Again, if I have reason to believe that (with reasonable probability) I'm being simulated and won't get to experience the utility of that money (unless I one-box), my decision matrix changes, but then I'm back to having incomplete information.
Likewise, perhaps pre-committing to one-box before you see the money makes sense given the usual setup. But if you can break your commitment once the money is already there, that's the right choice (even though it means Omega failed). If you can't, then too bad, but can't != shouldn't.
Under what circumstances would you one-box if you were certain that this was the only trial you would experience, the money was visible under both boxes, and your decision will not impact the amount of money available to any other agent in any other trial?
No, it's a UDT concern. What you've observed is merely one event among other possibilities, and you should maximize expected utility over all these possibilities.
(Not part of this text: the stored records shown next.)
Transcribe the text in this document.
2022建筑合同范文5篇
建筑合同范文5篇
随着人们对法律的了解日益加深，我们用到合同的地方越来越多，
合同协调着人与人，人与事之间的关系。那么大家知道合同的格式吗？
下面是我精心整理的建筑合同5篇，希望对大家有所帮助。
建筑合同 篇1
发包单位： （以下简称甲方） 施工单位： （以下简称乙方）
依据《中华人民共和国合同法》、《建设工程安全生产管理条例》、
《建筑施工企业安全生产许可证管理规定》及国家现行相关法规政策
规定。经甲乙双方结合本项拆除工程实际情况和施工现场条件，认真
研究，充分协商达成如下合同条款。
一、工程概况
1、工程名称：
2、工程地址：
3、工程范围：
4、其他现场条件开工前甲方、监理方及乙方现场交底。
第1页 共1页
I'm really not trying to be obtuse, but I still don't understand. The other possibilities don't exist. If my actions don't affect the environment that other agents (including my future or other selves) experience, then I should maximize my utility. If, by construction, my actions have the potential of impacting other agents, then yes, I should take that under consideration, and if my algorithm before I see the money needs to decide to one-box in order for the money to be there in the first place, then that is also relevant.
I'm afraid you'll need to be a little more explicit in describing why I shouldn't two-box if I can be sure that doing so will not impact any other agents.
I probably don't need to harp back on this, but the only other reason I can see is that Omega is infallible and wouldn't have put the money in B if we were also going to take A. If we two-box, then there is a paradox; decision theories needn't and can't deal with paradoxes since they don't exist. Either Omega is fallible or B is empty or we will one-box. If Omega is probabilistic, it is still in our best interest to decide to one-box before hand, but if we can get away with taking both, we should (it is more important to commit to one-boxing than it is to be able to break that commitment, but the logic still stands).
That is, if given the opportunity to permanently self-modify to exclusively one-box, I would. But if I appear out of nowhere, and Omega shows me the money but assures me I have already permanently self-modified to one-box, I will take both boxes if it turns out that Omega is wrong (and there are no other consequences to me or other agents).
Doesn't matter. See Counterfactual Mugging.
If this problem is to be seen as equivalent to the counterfactual mugging then that's evidence against the logic espoused by counterfactual mugging.
I'm far FAR from certain they're equivalent, mind you -- one point of difference is I can choose to commit to honor all favourable bets, even ones made without my specific consent, but there's no point to committing to honoring my non-existence, as there's no alternative me who would be able to honor it likewise.
At some point we must see lunacy for what it is. Achilles can outrun the turtle, if someone logically proves he can't, then it's the logic used that's wrong, not the reality.